In other words, Europe adopted the tactics of the least reputable bankers who refuse to acknowledge bad loans, preferring to grant new ones to the insolvent entity so as to pretend that the original loan is performing while extending the bankruptcy into the future. Nothing more than common sense was required to see that the application of the ‘extend and pretend’ tactic would lead my country to a tragic state. That instead of Greece’s stabilization, Europe was creating the circumstances for a self-reinforcing crisis that undermines the foundations of Europe itself.”

Syriza is proposing a debt conference based on the ‘London conference’ which agreed debt cancellation for Germany in 1953. The 1953 conference agreed to cancel 50% of Germany’s debt to governments, people and institutions outside the country, and the payments on the remainder were made conditional on Germany earning the revenue from the rest of the world to pay the debt. The German debt deal in 1953 was very successful. It supported German economic recovery, and gave an incentive for creditors to trade so that they would be repaid. Greece was one of the countries which agreed to cancel the German debt it was owed.

Syriza is proposing debt cancellation through a similar conference (some have suggested of around 50%, though there is no policy officially stated), with the remainder of the debt to be paid over several decades to ensure that Greece can continue to repay. At the same time it wants to stop the fire sale of valuable Greek state assets at rock bottom prices and wants to reflate the economy. Greece is not in budget deficit at the moment, both the government budget and the trading current account is in surplus. Syriza thinks it would be better to use that surplus to reflate and grow the economy instead of tossing it uselessly into the vastness of a mythical debt repayment.
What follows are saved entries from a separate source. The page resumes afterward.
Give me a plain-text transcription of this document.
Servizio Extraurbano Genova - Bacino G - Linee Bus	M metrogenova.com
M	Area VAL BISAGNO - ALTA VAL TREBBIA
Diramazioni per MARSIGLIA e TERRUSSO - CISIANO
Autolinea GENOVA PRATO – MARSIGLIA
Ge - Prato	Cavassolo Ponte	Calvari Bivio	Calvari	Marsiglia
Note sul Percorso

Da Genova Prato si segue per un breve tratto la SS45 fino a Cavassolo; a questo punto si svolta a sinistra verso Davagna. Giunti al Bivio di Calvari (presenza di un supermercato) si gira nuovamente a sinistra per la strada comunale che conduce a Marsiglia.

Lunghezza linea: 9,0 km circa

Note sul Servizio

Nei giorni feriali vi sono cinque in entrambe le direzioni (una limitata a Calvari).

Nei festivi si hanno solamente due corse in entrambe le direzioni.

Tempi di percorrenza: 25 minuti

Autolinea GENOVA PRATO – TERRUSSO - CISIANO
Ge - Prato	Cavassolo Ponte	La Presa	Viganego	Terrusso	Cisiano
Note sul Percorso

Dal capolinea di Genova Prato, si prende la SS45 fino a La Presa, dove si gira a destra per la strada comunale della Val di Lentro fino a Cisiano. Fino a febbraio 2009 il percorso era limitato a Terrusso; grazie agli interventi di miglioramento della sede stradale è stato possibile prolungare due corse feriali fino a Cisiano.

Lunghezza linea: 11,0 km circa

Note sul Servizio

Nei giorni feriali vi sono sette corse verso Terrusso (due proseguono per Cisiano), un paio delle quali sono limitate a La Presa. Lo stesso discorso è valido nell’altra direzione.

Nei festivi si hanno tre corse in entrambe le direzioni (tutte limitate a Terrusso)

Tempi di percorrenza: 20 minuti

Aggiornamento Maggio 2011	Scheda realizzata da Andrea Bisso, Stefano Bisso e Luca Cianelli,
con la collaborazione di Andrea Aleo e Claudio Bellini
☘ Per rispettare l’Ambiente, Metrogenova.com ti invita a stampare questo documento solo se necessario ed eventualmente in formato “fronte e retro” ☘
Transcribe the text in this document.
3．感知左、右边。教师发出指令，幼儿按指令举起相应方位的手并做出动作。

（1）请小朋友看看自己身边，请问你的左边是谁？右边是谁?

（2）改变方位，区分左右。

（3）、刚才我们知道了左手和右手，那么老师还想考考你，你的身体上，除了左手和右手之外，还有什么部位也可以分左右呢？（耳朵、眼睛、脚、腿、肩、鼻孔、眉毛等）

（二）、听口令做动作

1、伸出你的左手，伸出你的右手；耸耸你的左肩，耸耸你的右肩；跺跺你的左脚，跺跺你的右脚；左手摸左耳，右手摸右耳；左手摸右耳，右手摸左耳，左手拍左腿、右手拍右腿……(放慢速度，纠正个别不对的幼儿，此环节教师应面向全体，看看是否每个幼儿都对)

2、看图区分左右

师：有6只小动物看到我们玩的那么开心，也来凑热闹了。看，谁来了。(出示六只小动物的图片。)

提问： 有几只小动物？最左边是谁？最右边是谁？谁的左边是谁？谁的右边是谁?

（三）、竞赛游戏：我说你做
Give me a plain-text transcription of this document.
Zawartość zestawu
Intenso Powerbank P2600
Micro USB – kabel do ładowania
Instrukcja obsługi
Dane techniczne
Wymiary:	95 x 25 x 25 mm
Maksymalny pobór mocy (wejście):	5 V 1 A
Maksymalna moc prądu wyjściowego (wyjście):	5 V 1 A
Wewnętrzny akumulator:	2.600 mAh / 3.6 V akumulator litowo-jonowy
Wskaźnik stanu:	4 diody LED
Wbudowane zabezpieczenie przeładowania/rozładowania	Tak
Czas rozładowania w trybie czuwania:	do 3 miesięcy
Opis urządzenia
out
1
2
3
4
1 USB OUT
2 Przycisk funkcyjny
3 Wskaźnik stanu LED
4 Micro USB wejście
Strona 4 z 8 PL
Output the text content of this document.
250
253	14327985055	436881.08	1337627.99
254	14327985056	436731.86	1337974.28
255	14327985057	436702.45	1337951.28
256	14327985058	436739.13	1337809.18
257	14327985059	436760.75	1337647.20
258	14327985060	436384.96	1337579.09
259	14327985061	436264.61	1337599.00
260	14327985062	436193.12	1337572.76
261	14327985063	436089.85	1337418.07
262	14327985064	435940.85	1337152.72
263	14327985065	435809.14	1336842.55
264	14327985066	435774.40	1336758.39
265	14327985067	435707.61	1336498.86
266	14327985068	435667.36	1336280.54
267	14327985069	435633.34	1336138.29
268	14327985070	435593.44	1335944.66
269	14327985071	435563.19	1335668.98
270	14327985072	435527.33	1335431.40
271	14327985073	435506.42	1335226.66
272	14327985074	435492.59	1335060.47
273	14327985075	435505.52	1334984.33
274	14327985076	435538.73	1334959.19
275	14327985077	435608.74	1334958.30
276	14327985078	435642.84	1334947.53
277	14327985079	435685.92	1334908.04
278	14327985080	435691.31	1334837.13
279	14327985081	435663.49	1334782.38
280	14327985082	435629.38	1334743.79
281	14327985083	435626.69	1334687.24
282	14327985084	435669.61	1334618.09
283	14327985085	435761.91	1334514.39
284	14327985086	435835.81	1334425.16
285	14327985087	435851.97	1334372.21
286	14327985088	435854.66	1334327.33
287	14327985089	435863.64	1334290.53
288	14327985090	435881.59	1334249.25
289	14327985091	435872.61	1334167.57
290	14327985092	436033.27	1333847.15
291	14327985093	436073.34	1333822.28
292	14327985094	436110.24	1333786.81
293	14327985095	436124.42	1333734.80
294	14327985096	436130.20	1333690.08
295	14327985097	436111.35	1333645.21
Syriza is not trying to deliver a ‘leftist’ program, it is a government that wants to deliver a fairly run-of-the-mill social democratic program within a Keynesian economic policy framework. Only in the bonkers world of the Eurozone would this be seen as radical or dangerous.

The entire framework in which the causes and cures for the problems of the weaker periphery in the Eurozone has been thought about has been wrong. The results are clear. Depression, stagnation and impoverishment. It’s time for a change.

Postscript: The view that the current Greek debt and repayment package is unsustainable is widely accepted and understood. In October 2013 the minutes were leaked from the 2010 IMF Board meeting which approved the Greek bailout contribution. The minutes show that many countries on the IMF board were opposed to the terms of the proposed Greek bailout and thought debts should be cancelled instead. Most strikingly, drawing on their own experience of failed bailouts in the late 1990s and early 2000s, Argentina argued that a “debt restructuring should have been on the table”.

Brazil said the IMF loans:

“may be seen not as a rescue of Greece, which will have to undergo a wrenching adjustment, but as a bailout of Greece’s private debt holders, mainly European financial institutions”.

Iran said it would have expected a debt restructure to be discussed, as did Egypt, which said the IMF’s growth projections were “optimistic”, a word repeated by China. The growth projections were extremely optimistic; Greece’s economy is now 19% smaller than the IMF said it would be, having shrunk by more than 20% since the start of 2010.

India warned that the scale of cuts would start a spiral of falling employment which would reduce government revenue, causing the debt to increase, and making a future debt restructuring inevitable. This is exactly what happened; unemployment in Greece is over 25%, with almost two-in-three young people out of work.